Good, looks like you're calculating the composition correctly. Do you notice anything about the probability values - and Q - in the limit of high temperature? Here's a hint: Q starts at 6 (T = 0) and approaches 12 (T = infinity). PA, PB, and PC approach values of 0.500, 0.333, and 0.167, respectively. This is telling you something about the impact of temperature on the population of available states.
For internal energy, it looks like you're doing something wrong. For one thing, I know what the value is, but even without that: at T = 0, all of the quantum objects are a state with E = 0, so the total energy must be zero. At higher temperatures, some objects are, on average, in states with E > 0. So the energy of your system a T > 0 should have an average E > 0. E(T > 0) > E (T = 0). The energy should be the statistically weighted average of all particles in the system - so, for example, in a two state system that has half population of the ground state and half population of the excited state, the internal energy will be halfway between the energy of the upper state and the lower state. From this information alone, you should be able to tell what it will be for you specific system here.

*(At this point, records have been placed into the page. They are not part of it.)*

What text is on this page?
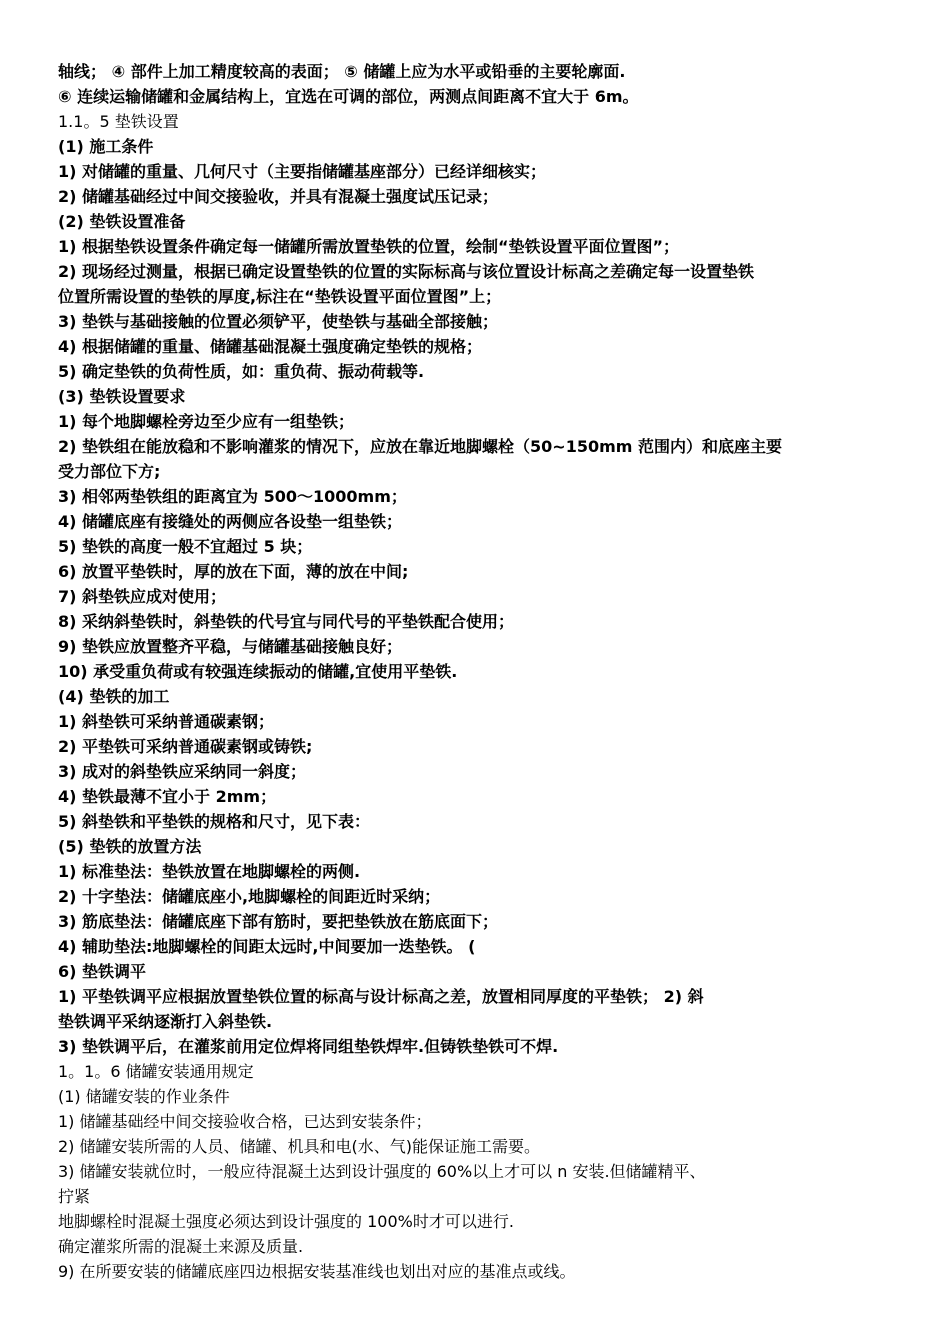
轴线； ④ 部件上加工精度较高的表面； ⑤ 储罐上应为水平或铅垂的主要轮廓面.
⑥ 连续运输储罐和金属结构上，宜选在可调的部位，两测点间距离不宜大于 6m。
1.1。5 垫铁设置
(1) 施工条件
1) 对储罐的重量、几何尺寸（主要指储罐基座部分）已经详细核实；
2) 储罐基础经过中间交接验收，并具有混凝土强度试压记录；
(2) 垫铁设置准备
1) 根据垫铁设置条件确定每一储罐所需放置垫铁的位置，绘制“垫铁设置平面位置图”；
2) 现场经过测量，根据已确定设置垫铁的位置的实际标高与该位置设计标高之差确定每一设置垫铁
位置所需设置的垫铁的厚度,标注在“垫铁设置平面位置图”上；
3) 垫铁与基础接触的位置必须铲平，使垫铁与基础全部接触；
4) 根据储罐的重量、储罐基础混凝土强度确定垫铁的规格；
5) 确定垫铁的负荷性质，如：重负荷、振动荷载等.
(3) 垫铁设置要求
1) 每个地脚螺栓旁边至少应有一组垫铁；
2) 垫铁组在能放稳和不影响灌浆的情况下，应放在靠近地脚螺栓（50~150mm 范围内）和底座主要
受力部位下方;
3) 相邻两垫铁组的距离宜为 500～1000mm；
4) 储罐底座有接缝处的两侧应各设垫一组垫铁；
5) 垫铁的高度一般不宜超过 5 块；
6) 放置平垫铁时，厚的放在下面，薄的放在中间;
7) 斜垫铁应成对使用；
8) 采纳斜垫铁时，斜垫铁的代号宜与同代号的平垫铁配合使用；
9) 垫铁应放置整齐平稳，与储罐基础接触良好；
10) 承受重负荷或有较强连续振动的储罐,宜使用平垫铁.
(4) 垫铁的加工
1) 斜垫铁可采纳普通碳素钢；
2) 平垫铁可采纳普通碳素钢或铸铁;
3) 成对的斜垫铁应采纳同一斜度；
4) 垫铁最薄不宜小于 2mm；
5) 斜垫铁和平垫铁的规格和尺寸，见下表：
(5) 垫铁的放置方法
1) 标准垫法：垫铁放置在地脚螺栓的两侧.
2) 十字垫法：储罐底座小,地脚螺栓的间距近时采纳；
3) 筋底垫法：储罐底座下部有筋时，要把垫铁放在筋底面下；
4) 辅助垫法:地脚螺栓的间距太远时,中间要加一迭垫铁。 (
6) 垫铁调平
1) 平垫铁调平应根据放置垫铁位置的标高与设计标高之差，放置相同厚度的平垫铁； 2) 斜
垫铁调平采纳逐渐打入斜垫铁.
3) 垫铁调平后，在灌浆前用定位焊将同组垫铁焊牢.但铸铁垫铁可不焊.
1。1。6 储罐安装通用规定
(1) 储罐安装的作业条件
1) 储罐基础经中间交接验收合格，已达到安装条件；
2) 储罐安装所需的人员、储罐、机具和电(水、气)能保证施工需要。
3) 储罐安装就位时，一般应待混凝土达到设计强度的 60%以上才可以 n 安装.但储罐精平、
拧紧
地脚螺栓时混凝土强度必须达到设计强度的 100%时才可以进行.
确定灌浆所需的混凝土来源及质量.
9) 在所要安装的储罐底座四边根据安装基准线也划出对应的基准点或线。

Actually, you should be calculating your energy (call it U) value first, then your entropy value, which can conveniently be calculated from U.
In terms of Q, the average internal energy, U, for a body of N objects, can be expressed basically as
[tex]U = - \frac {N}{Q} \frac {dQ}{d\beta}[/tex]
(Warning, that's based off memory. You may want to consult your physical chemistry book to make sure.) Really, it's a partial derivative but effectively the same for your purposes here.
For entropy, there are a couple of different ways to express it. I can't remember that equation off the top of my head, or the value I got, but I can check for you tomorrow morning.